Tudo começou
com a popularização da internet. Em 1998, um adolescente e seus
amigos decidiram montar um site que tinha como título “Alucinados”,
e ele abriu espaço na página para que sua mãe publicasse,
despretensiosamente, alguns poemas. A poeta era Soraia Maria, como
gosta de ser conhecida no meio artístico. Mas o que era um ato
tímido acabou tomando maiores dimensões. Soraia foi convidada a
fazer parte da Academia Virtual Brasileira de Letras (AVBL), pela
presidente da sociedade, Maria Inês Simões. “Escrevo desde criança.
Sempre escrevi. Depois que comecei a publicar meus poemas no site do
meu filho, comecei também a receber convites. A presidente da AVBL
entrou em contato comigo virtualmente, e eu aceitei participar”,
conta.
Segundo Soraia,
atualmente a AVBL possui cerca de 400 membros. “E tem muita gente
esperando para entrar”, comenta. Além de participar da academia, a
poeta também participa de alguns grupos de discussão sobre poesia e
literatura. “Esses grupos costumam ter estatutos com regras que
precisam ser seguidas, e no mais é livre, os contatos são livres.

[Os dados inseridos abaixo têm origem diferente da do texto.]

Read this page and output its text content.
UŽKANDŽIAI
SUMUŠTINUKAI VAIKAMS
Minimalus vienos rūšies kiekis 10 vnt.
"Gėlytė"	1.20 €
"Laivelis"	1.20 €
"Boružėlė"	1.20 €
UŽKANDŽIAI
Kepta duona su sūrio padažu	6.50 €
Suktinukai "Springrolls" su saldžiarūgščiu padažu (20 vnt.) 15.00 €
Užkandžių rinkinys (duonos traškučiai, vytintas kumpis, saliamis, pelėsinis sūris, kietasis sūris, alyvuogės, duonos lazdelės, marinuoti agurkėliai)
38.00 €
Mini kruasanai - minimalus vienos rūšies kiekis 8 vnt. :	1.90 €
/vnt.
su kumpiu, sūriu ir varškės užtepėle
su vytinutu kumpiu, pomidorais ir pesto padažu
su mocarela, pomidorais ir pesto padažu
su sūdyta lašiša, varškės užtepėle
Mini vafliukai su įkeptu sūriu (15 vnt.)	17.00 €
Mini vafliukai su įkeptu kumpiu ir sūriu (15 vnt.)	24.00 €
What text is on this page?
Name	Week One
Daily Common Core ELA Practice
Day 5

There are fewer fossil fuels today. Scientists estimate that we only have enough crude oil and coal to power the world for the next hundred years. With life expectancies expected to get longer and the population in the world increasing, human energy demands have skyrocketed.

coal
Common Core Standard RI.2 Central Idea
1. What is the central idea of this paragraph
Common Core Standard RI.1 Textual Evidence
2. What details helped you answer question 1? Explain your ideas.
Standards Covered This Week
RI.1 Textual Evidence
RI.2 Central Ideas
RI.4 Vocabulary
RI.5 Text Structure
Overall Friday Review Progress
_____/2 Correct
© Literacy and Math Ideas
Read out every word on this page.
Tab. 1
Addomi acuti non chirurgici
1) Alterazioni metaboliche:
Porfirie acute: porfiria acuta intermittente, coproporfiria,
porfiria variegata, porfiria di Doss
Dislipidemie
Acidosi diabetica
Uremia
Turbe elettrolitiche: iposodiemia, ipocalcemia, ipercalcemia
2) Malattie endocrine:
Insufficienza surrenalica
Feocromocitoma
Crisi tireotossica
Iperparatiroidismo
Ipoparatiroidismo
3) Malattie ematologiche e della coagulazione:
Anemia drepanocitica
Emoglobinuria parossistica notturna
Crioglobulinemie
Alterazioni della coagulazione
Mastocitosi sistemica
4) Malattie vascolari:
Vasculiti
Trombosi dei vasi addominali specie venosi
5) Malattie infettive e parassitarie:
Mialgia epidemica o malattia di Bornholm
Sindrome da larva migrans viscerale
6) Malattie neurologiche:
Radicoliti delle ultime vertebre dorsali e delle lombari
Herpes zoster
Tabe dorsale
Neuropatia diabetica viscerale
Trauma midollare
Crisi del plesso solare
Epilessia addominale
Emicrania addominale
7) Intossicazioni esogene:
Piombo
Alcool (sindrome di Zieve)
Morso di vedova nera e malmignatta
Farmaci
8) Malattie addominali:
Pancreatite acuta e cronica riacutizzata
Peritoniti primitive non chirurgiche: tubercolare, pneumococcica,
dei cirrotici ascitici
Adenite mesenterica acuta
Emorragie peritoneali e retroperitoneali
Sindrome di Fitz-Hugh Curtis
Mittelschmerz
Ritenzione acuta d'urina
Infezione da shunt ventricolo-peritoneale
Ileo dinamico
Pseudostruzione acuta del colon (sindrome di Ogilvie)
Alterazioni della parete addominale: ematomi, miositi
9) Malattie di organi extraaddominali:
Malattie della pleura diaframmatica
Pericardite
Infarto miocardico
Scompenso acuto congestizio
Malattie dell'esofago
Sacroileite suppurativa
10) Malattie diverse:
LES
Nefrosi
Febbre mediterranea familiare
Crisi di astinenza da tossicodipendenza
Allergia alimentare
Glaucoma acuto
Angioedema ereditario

Por exemplo, alguns proíbem totalmente qualquer forma de preconceito
e também pornografia. Quem envia esse tipo de coisa acaba sendo
punido até mesmo com a expulsão”, explica.
Solidão
intelectual
A AVBL publicou no ano
passado sua primeira antologia poética, da qual Soraia participou
com alguns poemas. No total, foram 118 participantes, de 16 países
de quatro continentes. Todos eles, poetas do mundo virtual, o que,
para Soraia, acaba sendo uma porta. “Sem dúvida a internet é uma
porta que abre para os dois lados. O mundo tem acesso ao que eu
tenho para mostrar e eu tenho acesso ao mundo”, comenta. “Gosto do
mundo virtual porque nele muita gente lê e dá retorno. Costumo
receber mensagens de pessoas de vários lugares do mundo, muitos
deles que eu nem conheço, que leram meus poemas e gostaram”,
completa.
Para Soraia — que além de
participar da antologia possui dois e-books — publicar livros não é
seu sonho. “Gosto mesmo é do mundo virtual. Não tenho a vaidade de
ter livros no papel”, ressalta. Além de possuir um site de
literatura na internet (www.soraiamaria.avbl.com.br) e fazer parte
da AVBL, a poeta também escreve textos acadêmicos nas áreas de
psicologia e psicopedagogia, e contos. “Demorei muito para aceitar,
mas hoje sei que tenho facilidade para escrever qualquer tipo de
texto”, afirma.
A poeta também acredita
que a internet proporciona a criação de redes de relacionamentos
capazes de discutir temas afins. “Acho que todo escritor gosta um
pouco de ficar sozinho, de ter seus momentos de solidão. Mas não é
uma solidão no sentido melancólico. A única solidão que eu sinto é a
solidão intelectual, que é a falta de alguém para discutir, por
exemplo, literatura. Por isso acredito que a internet acaba abrindo
possibilidades de minorar esse tipo de solidão”, diz Soraia.
Tecnopoesia
Uma das lutas da AVBL é
pela criação de uma outra escola literária, uma escola mais
contemporânea: o virtualismo. “Para criar uma nova escola literária,
ela precisa ter elementos das escolas anteriores e algum elemento
novo. O virtualismo possui elementos de todas as escolas anteriores
e também a tecnologia, como algo novo, moderno”, argumenta. “E tem
muita gente trabalhando no mundo todo pela criação desta escola”,
acrescenta.
A história da literatura
mundial, de tempos em tempos, foi marcada pelo surgimento de novas
escolas literárias: classicismo, romantismo, realismo, modernismo...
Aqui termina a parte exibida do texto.